THE selection of fruits will naturally depend on the size of the plot, and it is not surprising in the case of small-sized plots that the larger forms of trees must be omitted. In some instances the bush fruits alone are possible, but these will suffice until it is possible to extend the plot so that Half-Standard and Bush Apples and Plums, and Pyramid Pears may be grown.

In this chapter I shall deal with the stocking of a typical plot, viz., about six rods in extent, but, of course, a piece of a greater area than this need not be discarded as too large.

On such a plot the following fruits should be grown :-

Strawberries. Bush Fruits : Currants, Red, White and Black.



Bush Apples.

Pyramid Pears.

Bush Plums.

Half-Standard Apple.


It will be found best to place the Strawberries on the margins, but they can be planted in rows between the trees until the latter attain to such dimensions as to deprive the ground fruit of sunshine. In the event of this position being chosen, the scholars must be impressed with the importance of most careful surface culture.

Small fruits, viz., Currants, Gooseberries, and Raspberries, must be included, and in addition to the bush forms of the first and second, Cordon Red Currants and Gooseberries' may be added. It is possible, of course, to raise Currant and Gooseberry bushes from cuttings, yet in the majority of cases the results will not be very satisfactory. It is better to obtain two or three year old trees from the nurseryman for the reason that a good form of tree can only be obtained by skilful and careful attention. It is easy to strike cuttings, but it is a very different thing to transform them into well-formed bushes.

This matter will .be referred to in Chapter XVI.

In the matter of Apples and Pears it is necessary to consider the form of the trees, and this can be regulated in the infancy of each tree by the judicious application of the pruning knife. It is clearly out of the question to attempt the training and culture of standard trees since these take up so much space. For apple growing the half-standard and bush forms are best, and for Pears the pyramidal shape is most suitable.
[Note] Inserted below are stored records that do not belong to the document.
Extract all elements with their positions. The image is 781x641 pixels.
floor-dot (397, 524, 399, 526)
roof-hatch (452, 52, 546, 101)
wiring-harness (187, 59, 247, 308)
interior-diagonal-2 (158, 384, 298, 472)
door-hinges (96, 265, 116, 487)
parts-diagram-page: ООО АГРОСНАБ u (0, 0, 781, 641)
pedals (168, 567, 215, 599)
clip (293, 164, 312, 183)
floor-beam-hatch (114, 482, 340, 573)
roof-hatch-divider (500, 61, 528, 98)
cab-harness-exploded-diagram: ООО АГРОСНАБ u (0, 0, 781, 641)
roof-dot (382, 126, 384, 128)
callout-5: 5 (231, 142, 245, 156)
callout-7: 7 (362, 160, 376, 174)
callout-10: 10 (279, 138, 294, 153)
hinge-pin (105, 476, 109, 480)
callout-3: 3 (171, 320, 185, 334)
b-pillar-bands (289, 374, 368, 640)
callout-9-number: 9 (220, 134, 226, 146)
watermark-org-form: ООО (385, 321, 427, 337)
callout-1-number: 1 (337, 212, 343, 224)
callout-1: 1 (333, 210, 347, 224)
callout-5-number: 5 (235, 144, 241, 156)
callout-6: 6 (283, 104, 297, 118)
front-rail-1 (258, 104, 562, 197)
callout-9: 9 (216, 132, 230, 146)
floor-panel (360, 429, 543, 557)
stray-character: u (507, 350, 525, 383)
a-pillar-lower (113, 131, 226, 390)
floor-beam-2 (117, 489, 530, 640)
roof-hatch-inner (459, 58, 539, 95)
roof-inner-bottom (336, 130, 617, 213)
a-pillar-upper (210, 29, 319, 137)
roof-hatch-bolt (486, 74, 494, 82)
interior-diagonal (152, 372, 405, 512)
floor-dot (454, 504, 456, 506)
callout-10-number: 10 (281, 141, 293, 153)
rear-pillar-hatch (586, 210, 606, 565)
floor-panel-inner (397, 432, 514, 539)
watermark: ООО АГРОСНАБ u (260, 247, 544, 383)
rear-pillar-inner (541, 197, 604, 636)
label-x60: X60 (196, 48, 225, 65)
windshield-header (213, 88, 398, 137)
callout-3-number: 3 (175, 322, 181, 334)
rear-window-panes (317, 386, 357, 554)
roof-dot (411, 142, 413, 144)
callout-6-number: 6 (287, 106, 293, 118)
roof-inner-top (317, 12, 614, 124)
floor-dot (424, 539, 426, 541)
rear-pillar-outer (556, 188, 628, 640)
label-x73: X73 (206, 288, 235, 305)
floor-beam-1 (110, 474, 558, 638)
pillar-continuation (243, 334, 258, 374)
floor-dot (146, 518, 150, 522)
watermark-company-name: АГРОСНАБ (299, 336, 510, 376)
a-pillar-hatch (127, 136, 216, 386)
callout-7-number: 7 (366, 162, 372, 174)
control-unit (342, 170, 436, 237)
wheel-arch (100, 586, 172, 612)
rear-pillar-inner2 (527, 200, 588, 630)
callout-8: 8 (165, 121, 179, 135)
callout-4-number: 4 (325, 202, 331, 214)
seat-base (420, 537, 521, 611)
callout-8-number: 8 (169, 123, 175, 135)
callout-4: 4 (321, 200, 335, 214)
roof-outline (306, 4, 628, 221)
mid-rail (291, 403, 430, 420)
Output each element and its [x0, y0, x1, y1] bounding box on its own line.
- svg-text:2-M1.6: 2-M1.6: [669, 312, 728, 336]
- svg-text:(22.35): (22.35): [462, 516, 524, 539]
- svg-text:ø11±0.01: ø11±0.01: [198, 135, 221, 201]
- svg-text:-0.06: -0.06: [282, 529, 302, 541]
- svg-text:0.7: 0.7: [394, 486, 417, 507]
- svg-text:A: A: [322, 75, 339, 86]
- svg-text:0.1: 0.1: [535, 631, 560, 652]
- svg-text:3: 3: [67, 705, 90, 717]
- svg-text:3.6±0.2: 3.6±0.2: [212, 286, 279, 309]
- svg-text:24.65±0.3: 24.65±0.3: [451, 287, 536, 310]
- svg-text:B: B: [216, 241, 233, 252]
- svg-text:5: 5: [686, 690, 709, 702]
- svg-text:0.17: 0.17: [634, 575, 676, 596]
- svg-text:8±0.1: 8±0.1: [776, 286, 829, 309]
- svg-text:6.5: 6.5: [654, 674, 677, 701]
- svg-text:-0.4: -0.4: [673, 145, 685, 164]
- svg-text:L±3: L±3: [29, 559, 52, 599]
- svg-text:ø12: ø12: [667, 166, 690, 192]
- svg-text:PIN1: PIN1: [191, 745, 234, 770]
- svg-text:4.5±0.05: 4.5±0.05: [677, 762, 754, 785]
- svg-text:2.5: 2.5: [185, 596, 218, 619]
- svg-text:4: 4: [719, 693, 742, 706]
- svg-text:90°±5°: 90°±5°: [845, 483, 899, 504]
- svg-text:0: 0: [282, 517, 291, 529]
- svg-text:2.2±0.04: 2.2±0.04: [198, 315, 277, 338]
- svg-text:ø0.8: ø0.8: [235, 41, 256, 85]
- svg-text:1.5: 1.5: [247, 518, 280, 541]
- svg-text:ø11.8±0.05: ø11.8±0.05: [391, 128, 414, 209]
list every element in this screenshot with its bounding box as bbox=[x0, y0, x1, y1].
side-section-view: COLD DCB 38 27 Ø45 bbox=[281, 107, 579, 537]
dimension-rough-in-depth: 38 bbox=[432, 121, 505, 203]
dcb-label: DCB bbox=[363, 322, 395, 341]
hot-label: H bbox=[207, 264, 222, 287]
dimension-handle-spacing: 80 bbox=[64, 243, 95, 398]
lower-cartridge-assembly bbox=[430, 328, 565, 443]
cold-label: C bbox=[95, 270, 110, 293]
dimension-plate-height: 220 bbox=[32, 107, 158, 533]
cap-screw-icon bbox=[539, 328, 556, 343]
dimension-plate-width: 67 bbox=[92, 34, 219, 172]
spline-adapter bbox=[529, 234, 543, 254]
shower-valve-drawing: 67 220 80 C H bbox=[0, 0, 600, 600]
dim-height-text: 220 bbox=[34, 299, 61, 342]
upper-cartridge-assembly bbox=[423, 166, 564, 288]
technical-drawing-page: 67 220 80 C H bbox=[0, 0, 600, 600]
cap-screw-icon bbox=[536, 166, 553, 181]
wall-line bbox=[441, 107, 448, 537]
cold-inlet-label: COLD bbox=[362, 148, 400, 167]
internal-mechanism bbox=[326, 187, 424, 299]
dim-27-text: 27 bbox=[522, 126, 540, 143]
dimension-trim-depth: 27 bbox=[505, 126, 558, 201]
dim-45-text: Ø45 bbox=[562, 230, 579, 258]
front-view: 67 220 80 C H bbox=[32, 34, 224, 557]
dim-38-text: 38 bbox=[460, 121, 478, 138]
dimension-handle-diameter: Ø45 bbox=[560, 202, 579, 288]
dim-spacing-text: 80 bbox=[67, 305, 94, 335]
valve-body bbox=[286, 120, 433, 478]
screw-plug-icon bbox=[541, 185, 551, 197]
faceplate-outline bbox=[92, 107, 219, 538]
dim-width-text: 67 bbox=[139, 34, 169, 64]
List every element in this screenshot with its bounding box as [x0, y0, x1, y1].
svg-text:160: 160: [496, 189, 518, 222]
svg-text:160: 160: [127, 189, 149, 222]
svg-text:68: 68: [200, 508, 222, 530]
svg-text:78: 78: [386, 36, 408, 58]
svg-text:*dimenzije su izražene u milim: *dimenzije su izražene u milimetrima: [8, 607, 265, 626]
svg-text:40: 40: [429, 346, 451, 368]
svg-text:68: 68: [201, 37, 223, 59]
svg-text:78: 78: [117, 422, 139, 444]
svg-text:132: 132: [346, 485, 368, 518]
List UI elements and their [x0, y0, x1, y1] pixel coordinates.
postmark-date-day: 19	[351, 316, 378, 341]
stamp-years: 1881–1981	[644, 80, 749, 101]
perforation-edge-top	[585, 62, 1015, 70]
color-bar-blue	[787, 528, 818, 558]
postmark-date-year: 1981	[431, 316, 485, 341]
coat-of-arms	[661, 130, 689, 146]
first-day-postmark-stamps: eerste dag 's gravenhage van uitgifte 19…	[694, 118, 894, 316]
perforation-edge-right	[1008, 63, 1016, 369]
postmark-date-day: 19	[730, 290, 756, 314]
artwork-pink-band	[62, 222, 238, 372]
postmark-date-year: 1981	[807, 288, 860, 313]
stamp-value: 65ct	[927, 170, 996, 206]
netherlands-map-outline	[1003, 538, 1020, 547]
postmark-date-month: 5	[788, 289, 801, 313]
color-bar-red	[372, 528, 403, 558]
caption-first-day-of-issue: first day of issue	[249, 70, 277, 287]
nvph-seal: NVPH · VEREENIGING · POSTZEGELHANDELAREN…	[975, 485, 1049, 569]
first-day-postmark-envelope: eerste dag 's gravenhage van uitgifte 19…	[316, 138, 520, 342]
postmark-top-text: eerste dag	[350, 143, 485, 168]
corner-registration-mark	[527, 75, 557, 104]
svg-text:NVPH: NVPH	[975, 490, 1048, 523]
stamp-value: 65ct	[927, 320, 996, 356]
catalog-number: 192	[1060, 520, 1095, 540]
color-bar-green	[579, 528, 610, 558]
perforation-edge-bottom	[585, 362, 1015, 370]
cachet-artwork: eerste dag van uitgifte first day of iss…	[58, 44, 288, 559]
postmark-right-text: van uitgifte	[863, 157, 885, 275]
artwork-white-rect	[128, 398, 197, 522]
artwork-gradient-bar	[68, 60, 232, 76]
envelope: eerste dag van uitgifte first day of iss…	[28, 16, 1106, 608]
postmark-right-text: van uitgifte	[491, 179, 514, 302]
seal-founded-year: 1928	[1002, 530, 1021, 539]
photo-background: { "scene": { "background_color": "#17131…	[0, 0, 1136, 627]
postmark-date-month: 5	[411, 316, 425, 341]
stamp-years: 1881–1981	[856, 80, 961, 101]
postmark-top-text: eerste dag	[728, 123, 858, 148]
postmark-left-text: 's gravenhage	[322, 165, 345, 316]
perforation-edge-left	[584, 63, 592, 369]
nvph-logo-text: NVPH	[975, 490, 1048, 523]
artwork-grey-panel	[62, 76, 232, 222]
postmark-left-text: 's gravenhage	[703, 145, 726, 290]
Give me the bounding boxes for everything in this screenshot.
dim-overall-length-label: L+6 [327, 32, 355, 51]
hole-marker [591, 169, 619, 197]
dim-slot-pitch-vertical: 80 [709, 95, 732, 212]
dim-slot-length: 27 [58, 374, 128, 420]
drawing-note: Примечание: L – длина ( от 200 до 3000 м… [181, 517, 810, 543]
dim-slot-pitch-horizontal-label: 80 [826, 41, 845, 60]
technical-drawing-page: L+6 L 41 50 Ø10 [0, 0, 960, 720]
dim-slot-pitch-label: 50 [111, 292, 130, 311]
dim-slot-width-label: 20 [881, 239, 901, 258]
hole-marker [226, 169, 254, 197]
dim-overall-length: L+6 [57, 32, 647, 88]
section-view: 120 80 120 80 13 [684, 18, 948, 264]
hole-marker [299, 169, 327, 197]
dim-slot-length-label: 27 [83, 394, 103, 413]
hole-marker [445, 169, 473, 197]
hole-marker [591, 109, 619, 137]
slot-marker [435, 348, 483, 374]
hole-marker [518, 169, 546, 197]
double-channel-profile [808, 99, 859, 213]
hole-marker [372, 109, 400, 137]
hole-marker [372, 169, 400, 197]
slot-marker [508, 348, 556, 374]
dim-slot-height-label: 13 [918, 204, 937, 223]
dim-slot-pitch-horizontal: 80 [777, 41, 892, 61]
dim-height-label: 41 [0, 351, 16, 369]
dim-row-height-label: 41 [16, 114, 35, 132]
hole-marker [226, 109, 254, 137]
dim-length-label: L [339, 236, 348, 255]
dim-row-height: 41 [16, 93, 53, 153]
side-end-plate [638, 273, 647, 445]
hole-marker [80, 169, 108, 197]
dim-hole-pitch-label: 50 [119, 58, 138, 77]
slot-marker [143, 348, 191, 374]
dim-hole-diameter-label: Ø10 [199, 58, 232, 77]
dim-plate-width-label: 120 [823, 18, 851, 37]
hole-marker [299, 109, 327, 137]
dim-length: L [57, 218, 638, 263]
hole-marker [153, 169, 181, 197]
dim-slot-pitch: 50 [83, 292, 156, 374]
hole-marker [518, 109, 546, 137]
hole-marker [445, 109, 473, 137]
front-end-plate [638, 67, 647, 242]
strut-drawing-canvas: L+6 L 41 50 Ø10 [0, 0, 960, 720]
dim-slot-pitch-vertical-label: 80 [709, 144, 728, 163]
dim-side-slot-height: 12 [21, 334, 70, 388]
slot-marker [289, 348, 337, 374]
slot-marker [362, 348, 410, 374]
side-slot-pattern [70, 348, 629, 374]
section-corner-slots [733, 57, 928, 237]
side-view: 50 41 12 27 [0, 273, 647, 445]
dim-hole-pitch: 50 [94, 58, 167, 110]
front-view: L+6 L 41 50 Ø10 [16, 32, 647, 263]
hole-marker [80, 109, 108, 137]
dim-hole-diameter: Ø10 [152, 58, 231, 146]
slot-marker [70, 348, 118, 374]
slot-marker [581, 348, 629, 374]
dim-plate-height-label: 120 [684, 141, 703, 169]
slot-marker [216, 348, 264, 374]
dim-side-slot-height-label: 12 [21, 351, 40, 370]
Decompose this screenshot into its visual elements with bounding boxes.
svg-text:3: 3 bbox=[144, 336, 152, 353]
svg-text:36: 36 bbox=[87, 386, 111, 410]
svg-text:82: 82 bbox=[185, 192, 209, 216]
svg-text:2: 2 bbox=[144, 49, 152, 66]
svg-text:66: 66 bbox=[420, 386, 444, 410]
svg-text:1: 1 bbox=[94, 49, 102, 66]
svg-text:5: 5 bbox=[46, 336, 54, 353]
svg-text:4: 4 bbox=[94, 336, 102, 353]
A single or double horizontal Cordon Apple may be trained along one side of the plot, but if the arrangement suggested in Fig. 54 is adopted, this cannot be done. One Half-Standard Apple may be placed in the centre of the plot, and in the same row two Plums, necessarily half-standards, may also be grown.

Bush Apples and Pyramid Pears make it possible to bring the work within the power of the boys. The trees are received from the nursery properly formed, and each year's work consists in careful training and pruning so that these forms are preserved. There is a common belief that fruit trees are only possible in large gardens, but a year's training in the school fruit plot will convince the scholar that small fruit trees are profitable additions to small gardens.

Then again many growers obtain bush forms and expect them to retain the same shape without pruning, with the result that the tree becomes an entangled mass of branch and leaf. Of course, such neglect can never produce a good yield of fruit, much to the surprise of the thoughtless grower.

A Suggested Selection of Fruits :-

Strawberries.-Sir Joseph Paxton, Royal Sovereign,

Fill basket. Red Currants.-Fay's Prolific, White Currants.-White Dutch. Black Currants.-Lee's Prolific.

Gooseberries.-Crown Bob Leader, Red Champagne.

Raspberries.-Hornet, Carter's Prolific.

Apples.-Prince Albert, Mank's Codlin, King of the

Pippins, Cox's Pomona, Stirling Castle, Cox's

Orange Pippin. Pears.-Emile D'Heyst, Louise Bonne of Jersey. Plums.-Monarch, Early Prolific, Victoria.